After Mandela stepped down in 1999, Mbeki became the second president of South Africa's democracy. In a surprise move, he decided to bring Lekota in from the cold rather than risk leaving him to his own devices in the political wilderness.

But being part of the inner fold did not silence the defence minister, however, and three years later Lekota broke ranks and publicly criticised Mbeki's quiet diplomacy towards Zimbabwe.

"I know President Mbeki was quite irritated about me breaking ranks on this view, but I wasn't talking about a position of government. It was my own view. And I've always spoken out on principle," Lekota says.

Lekota was one of 11 cabinet ministers who resigned days after Mbeki was recalled. Ten days later, he served the "divorce papers" on the ANC, a move that prompted him, his former deputy Mluleki George and former Gauteng premier Mbhazima Shilowa to found COPE.

They were looked upon as a bunch of sore losers, Mbeki-ites who could not bear the thought of being led by those they had not chosen to lead.

But an Mbeki loyalist Lekota is not. He claims not to have spoken to the former president about his plans to form a political party. He did not confide in him. He sought neither his advice nor his blessing.

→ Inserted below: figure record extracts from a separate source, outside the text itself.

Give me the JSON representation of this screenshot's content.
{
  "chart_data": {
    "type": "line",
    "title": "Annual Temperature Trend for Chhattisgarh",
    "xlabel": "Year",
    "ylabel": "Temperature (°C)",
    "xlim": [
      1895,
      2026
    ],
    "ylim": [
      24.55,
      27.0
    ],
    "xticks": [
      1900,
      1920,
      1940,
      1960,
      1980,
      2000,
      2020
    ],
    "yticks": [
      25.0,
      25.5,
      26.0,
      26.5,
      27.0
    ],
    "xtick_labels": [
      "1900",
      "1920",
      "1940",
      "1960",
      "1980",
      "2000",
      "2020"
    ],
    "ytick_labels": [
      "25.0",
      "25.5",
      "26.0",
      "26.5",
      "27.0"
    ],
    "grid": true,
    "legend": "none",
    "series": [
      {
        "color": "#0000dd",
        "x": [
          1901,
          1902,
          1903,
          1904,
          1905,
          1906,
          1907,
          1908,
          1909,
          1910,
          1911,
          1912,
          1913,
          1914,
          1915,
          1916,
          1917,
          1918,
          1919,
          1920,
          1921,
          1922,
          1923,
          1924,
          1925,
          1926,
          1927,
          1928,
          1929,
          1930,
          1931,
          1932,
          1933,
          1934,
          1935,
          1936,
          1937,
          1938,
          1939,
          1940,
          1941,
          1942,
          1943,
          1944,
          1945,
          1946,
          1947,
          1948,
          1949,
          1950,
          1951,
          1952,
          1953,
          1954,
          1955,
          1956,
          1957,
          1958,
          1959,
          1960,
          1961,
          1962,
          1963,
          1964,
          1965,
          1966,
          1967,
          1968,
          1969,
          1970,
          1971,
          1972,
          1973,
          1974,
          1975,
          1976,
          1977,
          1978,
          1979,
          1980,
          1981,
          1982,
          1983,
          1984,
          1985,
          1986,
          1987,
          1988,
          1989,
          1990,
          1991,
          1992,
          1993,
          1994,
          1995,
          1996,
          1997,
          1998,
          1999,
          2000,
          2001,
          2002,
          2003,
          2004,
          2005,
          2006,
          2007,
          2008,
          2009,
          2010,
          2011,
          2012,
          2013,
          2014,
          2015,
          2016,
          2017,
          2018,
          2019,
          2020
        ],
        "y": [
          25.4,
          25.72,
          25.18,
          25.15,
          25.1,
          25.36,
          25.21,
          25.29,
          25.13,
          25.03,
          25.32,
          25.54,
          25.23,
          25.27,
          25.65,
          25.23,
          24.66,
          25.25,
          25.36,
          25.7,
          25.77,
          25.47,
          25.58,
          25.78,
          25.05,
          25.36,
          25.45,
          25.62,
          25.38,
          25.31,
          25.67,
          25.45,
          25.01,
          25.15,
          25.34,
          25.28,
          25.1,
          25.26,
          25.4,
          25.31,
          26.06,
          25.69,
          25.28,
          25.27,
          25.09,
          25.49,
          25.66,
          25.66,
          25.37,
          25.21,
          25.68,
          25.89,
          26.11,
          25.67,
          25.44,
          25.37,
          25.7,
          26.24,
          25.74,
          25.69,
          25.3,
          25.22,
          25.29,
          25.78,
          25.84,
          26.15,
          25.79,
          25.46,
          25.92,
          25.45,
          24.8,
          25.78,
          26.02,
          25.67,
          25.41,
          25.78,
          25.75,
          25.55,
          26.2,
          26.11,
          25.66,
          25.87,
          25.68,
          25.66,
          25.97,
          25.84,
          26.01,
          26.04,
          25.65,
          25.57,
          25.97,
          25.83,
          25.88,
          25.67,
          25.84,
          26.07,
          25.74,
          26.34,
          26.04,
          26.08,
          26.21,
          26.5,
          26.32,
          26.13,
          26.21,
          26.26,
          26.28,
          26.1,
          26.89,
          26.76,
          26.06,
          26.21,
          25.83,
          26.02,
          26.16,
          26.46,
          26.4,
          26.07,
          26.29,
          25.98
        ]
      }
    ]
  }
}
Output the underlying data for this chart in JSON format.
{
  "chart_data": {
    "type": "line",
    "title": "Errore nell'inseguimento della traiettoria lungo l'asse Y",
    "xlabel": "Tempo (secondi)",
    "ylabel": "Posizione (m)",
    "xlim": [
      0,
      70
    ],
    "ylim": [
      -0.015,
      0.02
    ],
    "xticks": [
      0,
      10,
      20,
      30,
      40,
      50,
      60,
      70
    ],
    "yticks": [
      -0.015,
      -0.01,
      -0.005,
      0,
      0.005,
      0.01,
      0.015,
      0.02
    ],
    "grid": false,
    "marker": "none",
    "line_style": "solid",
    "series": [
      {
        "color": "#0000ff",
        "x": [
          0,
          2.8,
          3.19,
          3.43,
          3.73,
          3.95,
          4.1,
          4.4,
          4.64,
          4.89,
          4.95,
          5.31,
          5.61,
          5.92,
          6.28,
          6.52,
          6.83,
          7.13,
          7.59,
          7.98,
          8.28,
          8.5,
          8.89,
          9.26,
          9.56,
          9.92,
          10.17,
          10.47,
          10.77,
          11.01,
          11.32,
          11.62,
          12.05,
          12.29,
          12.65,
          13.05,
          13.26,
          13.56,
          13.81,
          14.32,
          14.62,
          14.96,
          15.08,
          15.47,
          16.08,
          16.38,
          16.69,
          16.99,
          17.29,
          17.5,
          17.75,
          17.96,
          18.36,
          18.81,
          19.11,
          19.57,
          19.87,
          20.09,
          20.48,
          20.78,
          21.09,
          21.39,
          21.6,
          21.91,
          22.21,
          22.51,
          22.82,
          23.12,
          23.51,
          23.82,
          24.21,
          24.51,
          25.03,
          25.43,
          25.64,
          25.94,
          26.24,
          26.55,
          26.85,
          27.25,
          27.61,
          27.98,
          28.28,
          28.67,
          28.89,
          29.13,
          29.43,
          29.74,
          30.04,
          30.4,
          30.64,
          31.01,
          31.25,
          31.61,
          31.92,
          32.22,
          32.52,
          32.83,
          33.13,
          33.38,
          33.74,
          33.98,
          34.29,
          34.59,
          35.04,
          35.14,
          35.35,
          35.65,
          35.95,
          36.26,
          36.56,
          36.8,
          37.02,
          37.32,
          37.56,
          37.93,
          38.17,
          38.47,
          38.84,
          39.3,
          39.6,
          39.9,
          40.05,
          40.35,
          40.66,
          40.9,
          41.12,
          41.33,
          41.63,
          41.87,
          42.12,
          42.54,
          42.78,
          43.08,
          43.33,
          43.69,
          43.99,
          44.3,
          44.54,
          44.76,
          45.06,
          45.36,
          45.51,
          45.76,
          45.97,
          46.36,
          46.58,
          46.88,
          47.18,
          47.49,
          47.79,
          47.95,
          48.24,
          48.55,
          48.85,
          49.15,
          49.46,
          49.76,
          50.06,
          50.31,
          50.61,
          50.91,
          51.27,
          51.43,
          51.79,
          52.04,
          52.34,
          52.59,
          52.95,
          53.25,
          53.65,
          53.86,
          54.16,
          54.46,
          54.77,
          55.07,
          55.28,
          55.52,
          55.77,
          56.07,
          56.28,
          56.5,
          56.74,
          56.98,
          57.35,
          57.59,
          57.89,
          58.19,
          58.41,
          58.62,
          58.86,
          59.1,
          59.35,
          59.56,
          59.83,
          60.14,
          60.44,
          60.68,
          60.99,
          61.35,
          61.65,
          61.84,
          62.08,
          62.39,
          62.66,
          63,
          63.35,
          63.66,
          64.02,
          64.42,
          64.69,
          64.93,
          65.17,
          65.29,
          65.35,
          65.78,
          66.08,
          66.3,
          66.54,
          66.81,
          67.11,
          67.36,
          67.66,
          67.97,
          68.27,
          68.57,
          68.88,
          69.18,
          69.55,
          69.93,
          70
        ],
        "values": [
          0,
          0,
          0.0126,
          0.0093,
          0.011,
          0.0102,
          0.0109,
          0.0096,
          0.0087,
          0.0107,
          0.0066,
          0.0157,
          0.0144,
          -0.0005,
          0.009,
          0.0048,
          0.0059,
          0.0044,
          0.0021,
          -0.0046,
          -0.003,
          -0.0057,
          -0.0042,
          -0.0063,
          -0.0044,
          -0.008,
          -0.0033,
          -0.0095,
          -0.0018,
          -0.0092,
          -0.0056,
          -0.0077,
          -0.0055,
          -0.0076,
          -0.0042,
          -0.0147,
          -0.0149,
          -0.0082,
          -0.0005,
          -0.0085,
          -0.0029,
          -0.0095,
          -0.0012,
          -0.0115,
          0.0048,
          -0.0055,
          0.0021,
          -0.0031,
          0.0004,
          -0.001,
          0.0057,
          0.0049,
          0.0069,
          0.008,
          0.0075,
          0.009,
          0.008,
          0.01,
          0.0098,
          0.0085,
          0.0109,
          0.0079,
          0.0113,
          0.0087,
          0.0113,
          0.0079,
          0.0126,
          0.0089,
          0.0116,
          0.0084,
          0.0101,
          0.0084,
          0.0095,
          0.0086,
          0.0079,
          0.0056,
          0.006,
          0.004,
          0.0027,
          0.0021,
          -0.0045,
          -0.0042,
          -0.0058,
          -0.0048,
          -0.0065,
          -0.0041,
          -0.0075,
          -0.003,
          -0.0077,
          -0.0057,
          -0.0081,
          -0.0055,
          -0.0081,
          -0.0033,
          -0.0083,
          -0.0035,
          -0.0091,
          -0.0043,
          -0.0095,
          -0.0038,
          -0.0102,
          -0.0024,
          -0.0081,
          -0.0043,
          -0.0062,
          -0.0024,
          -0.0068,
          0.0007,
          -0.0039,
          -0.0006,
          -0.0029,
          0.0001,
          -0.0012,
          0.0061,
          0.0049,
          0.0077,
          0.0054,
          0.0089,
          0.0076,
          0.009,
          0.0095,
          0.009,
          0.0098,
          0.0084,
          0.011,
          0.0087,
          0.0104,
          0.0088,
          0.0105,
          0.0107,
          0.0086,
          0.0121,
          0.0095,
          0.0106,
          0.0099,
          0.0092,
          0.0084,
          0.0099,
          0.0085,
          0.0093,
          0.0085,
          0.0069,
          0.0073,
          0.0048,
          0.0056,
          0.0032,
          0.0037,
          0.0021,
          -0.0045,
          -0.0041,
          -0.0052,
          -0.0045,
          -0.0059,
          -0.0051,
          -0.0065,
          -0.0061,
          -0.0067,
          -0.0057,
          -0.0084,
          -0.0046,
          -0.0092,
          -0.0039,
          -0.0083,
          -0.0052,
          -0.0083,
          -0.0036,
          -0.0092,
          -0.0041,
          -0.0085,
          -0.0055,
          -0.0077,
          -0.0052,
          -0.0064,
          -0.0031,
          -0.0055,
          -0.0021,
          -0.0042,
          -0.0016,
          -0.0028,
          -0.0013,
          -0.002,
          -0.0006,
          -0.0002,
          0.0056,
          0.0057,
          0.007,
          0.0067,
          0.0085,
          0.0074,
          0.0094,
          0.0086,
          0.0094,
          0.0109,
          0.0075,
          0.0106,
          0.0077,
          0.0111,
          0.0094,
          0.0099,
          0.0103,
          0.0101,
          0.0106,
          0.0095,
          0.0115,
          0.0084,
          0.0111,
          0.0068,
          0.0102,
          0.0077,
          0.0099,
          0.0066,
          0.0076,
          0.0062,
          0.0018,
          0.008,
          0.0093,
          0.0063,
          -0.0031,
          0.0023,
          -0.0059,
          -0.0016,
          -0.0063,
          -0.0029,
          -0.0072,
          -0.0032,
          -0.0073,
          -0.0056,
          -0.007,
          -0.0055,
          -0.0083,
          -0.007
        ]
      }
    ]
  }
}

"No, no, no, no, no," he says. "He was always my senior, but he was not my friend, not the way Mbhazima would be friends with (him)."

Not satisfied to leave the matter at that, he continues: "I'm not. No, I'm not. I'm not loyal to an individual. I've been loyal to principle, but not to (Mbeki)."

How ironic it is that it's at Mbeki's expense that Lekota has risen to what may be the pinnacle of his political career as founding president and leader of COPE, potentially the first real strong opposition to the liberation movement.